Having trouble increasing the click through rates of your email campaigns?
Creative design can improve your click through rates. Techniques such as animation, video and bulletproof CTA buttons can help you reach your email campaign goals.
Struggling with how your email design templates are displaying in all of the different email clients (Gmail, Yahoo, Outlook)?
An experienced email designer can help you program and test how emails look in these desktop clients as well as on mobile devices. 50% of emails are viewed on mobile devices. If your emails aren’t mobile responsive or designed with mobile in mind, your click through rates may be lower.
Email content best practices
Obviously, you know it’s important to send killer content in your marketing emails. But what you might not know is that how you design your content might even be more important than the content itself. The most successful email content is designed in a way that encourages engagement with your reader.
Important stuff first
Getting people to open your email is hard enough, but if they have to scroll to get to the point? Forget it.
People will only read your email based on the first thing they read or see. Start your email design with the important stuff. Get your important messaging across, even if your audience only reads the first sentence.
Make sure your email has one focal point and call attention to it.

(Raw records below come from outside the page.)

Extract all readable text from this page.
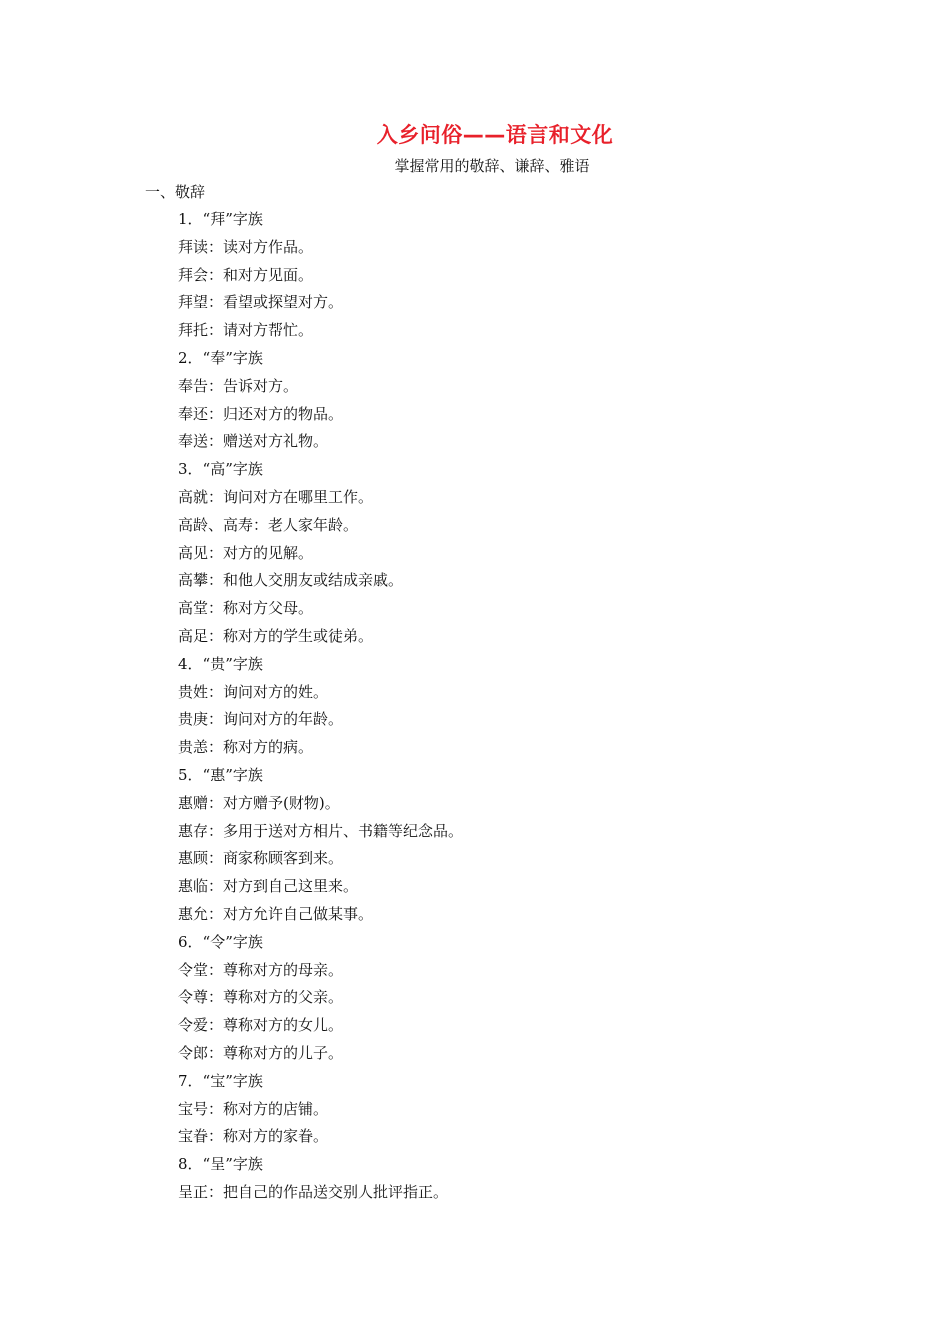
入乡问俗——语言和文化
掌握常用的敬辞、谦辞、雅语
一、敬辞
1．“拜”字族
拜读：读对方作品。
拜会：和对方见面。
拜望：看望或探望对方。
拜托：请对方帮忙。
2．“奉”字族
奉告：告诉对方。
奉还：归还对方的物品。
奉送：赠送对方礼物。
3．“高”字族
高就：询问对方在哪里工作。
高龄、高寿：老人家年龄。
高见：对方的见解。
高攀：和他人交朋友或结成亲戚。
高堂：称对方父母。
高足：称对方的学生或徒弟。
4．“贵”字族
贵姓：询问对方的姓。
贵庚：询问对方的年龄。
贵恙：称对方的病。
5．“惠”字族
惠赠：对方赠予(财物)。
惠存：多用于送对方相片、书籍等纪念品。
惠顾：商家称顾客到来。
惠临：对方到自己这里来。
惠允：对方允许自己做某事。
6．“令”字族
令堂：尊称对方的母亲。
令尊：尊称对方的父亲。
令爱：尊称对方的女儿。
令郎：尊称对方的儿子。
7．“宝”字族
宝号：称对方的店铺。
宝眷：称对方的家眷。
8．“呈”字族
呈正：把自己的作品送交别人批评指正。
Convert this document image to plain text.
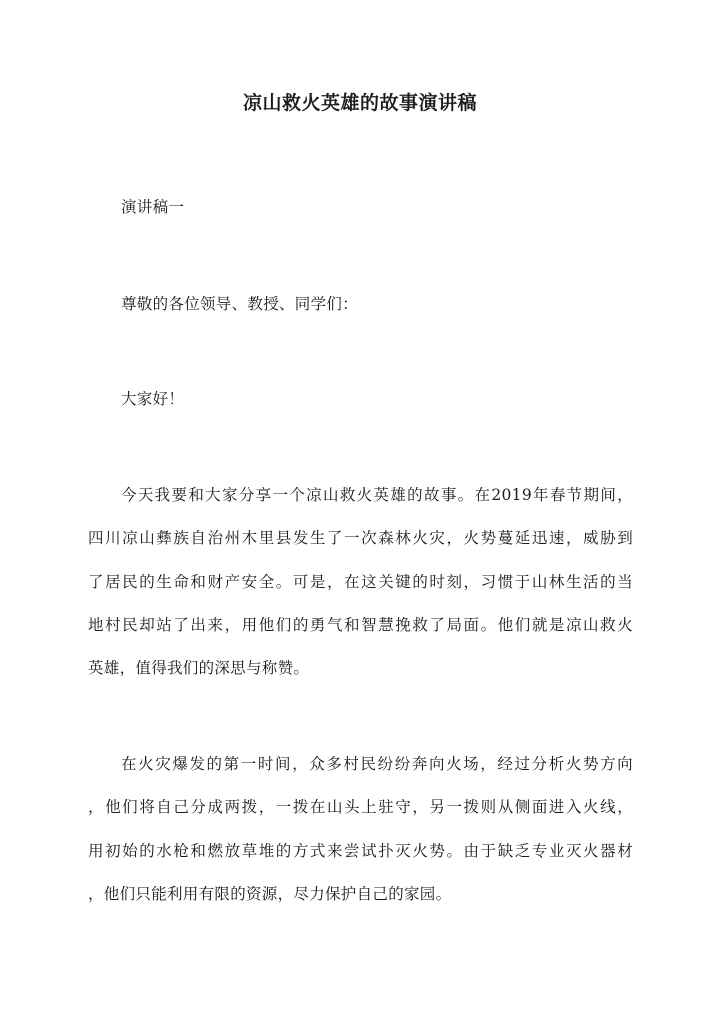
凉山救火英雄的故事演讲稿
演讲稿一
尊敬的各位领导、教授、同学们：
大家好！
今天我要和大家分享一个凉山救火英雄的故事。在2019年春节期间，
四川凉山彝族自治州木里县发生了一次森林火灾，火势蔓延迅速，威胁到
了居民的生命和财产安全。可是，在这关键的时刻，习惯于山林生活的当
地村民却站了出来，用他们的勇气和智慧挽救了局面。他们就是凉山救火
英雄，值得我们的深思与称赞。
在火灾爆发的第一时间，众多村民纷纷奔向火场，经过分析火势方向
，他们将自己分成两拨，一拨在山头上驻守，另一拨则从侧面进入火线，
用初始的水枪和燃放草堆的方式来尝试扑灭火势。由于缺乏专业灭火器材
，他们只能利用有限的资源，尽力保护自己的家园。
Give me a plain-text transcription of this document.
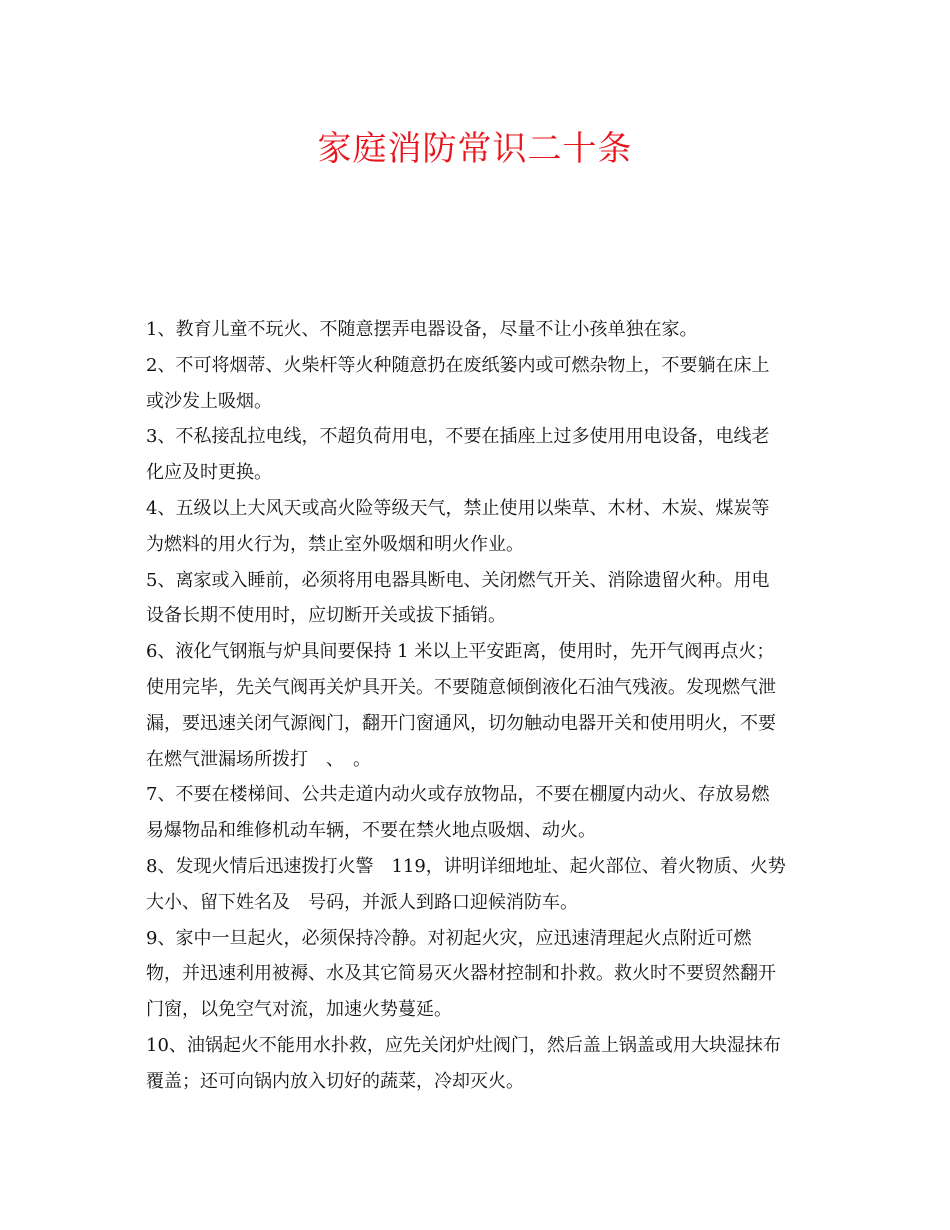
家庭消防常识二十条

1、教育儿童不玩火、不随意摆弄电器设备，尽量不让小孩单独在家。

2、不可将烟蒂、火柴杆等火种随意扔在废纸篓内或可燃杂物上，不要躺在床上

或沙发上吸烟。

3、不私接乱拉电线，不超负荷用电，不要在插座上过多使用用电设备，电线老

化应及时更换。

4、五级以上大风天或高火险等级天气，禁止使用以柴草、木材、木炭、煤炭等

为燃料的用火行为，禁止室外吸烟和明火作业。

5、离家或入睡前，必须将用电器具断电、关闭燃气开关、消除遗留火种。用电

设备长期不使用时，应切断开关或拔下插销。

6、液化气钢瓶与炉具间要保持 1 米以上平安距离，使用时，先开气阀再点火；

使用完毕，先关气阀再关炉具开关。不要随意倾倒液化石油气残液。发现燃气泄

漏，要迅速关闭气源阀门，翻开门窗通风，切勿触动电器开关和使用明火，不要

在燃气泄漏场所拨打　、　。

7、不要在楼梯间、公共走道内动火或存放物品，不要在棚厦内动火、存放易燃

易爆物品和维修机动车辆，不要在禁火地点吸烟、动火。

8、发现火情后迅速拨打火警　119，讲明详细地址、起火部位、着火物质、火势

大小、留下姓名及　号码，并派人到路口迎候消防车。

9、家中一旦起火，必须保持冷静。对初起火灾，应迅速清理起火点附近可燃

物，并迅速利用被褥、水及其它简易灭火器材控制和扑救。救火时不要贸然翻开

门窗，以免空气对流，加速火势蔓延。

10、油锅起火不能用水扑救，应先关闭炉灶阀门，然后盖上锅盖或用大块湿抹布

覆盖；还可向锅内放入切好的蔬菜，冷却灭火。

If you have too many conflicting messages, your reader is going to get confused about what your email message.
Short and simple
If your email scrolls on and on for days, they’re not going to read it.
Get to your point, and get to it quickly.
People don’t actually read your emails. They scan them to see if there’s any useful tidbits of information, and then they go away.
It’s the way people digest information on screen.
Use headers and bullet point and short paragraphs. Avoid large blocks of text.
Everything in your email should link including images and text.
Make everything clickable, not just a simple click here CTA.
How do you get results? You ask for them.
Make sure your call to action (CTA) is clear so your readers know exactly what you want them to do. Use design elements, like arrows or buttons, to draw the eye right to the CTA.
How you organize and layout your email design is just as important as what’s actually in it.
When it comes to creating good-looking emails, layout is key. An email that’s too wide just doesn’t work. If your readers have to scroll from side to side on their device to read the content of your email, they’ll click unsubscribe.
Keep your width to 600 pixels to make sure all of your content appears on the screen and make sure your HTML is mobile friendly. Test, test test.
If you’re sending out a newsletter format or have multiple content pieces you want to highlight, you might be tempted to section your content into columns, but don’t.
With the 600px width limit, more than two or three columns feels way to busy.
No one likes to read big blocks of text. It’s visually overwhelming and will remind people of a textbook.
Use text hierarchy, like sub-headers, quotes and font formatting like bold & italics to organize your copy and visually organize important points.
If your email only works on a desktop, you’re missing out on a ton of opportunity. So many people read their emails on their phones, and if your email isn’t optimized for mobile, it’s just going to look like a mess.
Make your email design is fully responsive. Your readers should have a positive, well-designed email experience on whatever device they’re using.
Add a “view in browser” link. That way, if all else fails and your email still looks bad on their device or email client, they can still access your content.
Even if your content is amazing, if your email looks bad, people won’t read it. If you want to see results, you’ve got to deliver a well designed email.
Use images wisely
Images can definitely add to an email, but there’s something to be said about too much of a good thing.
Don’t use too many images or your content might get lost. Never lead with an image unless it’s your logo. Make sure you include some content first so your readers know who you are and what your email is about. If you’re using a lot of images or photos, keep the rest of your design simple.
Color is one of the first things people will notice when they look at your email, so you want to use it well. Use complementary colors and keep your palette to two or three colors to avoid visual noise.
Use different colors to separate the header, content and footer of your email.
White space helps to visually break up your content in a more digestible way.
Use white space to make your email feel more spacious, bring attention to important messaging, make your text and visuals pop, and really just make the whole design less cluttered.
Make sure you size them correctly for your email template. No one wants to see a distorted or out of shape graphics. You can also add CSS styles to images to make sure they display correctly in clients that support alt tags (Outlook the exception).
An experienced email designer can also help you avoid the spam folder
By recommending a good copy to image ratio and spam filter triggers, your email designer can help keep your emails out of the spam folder!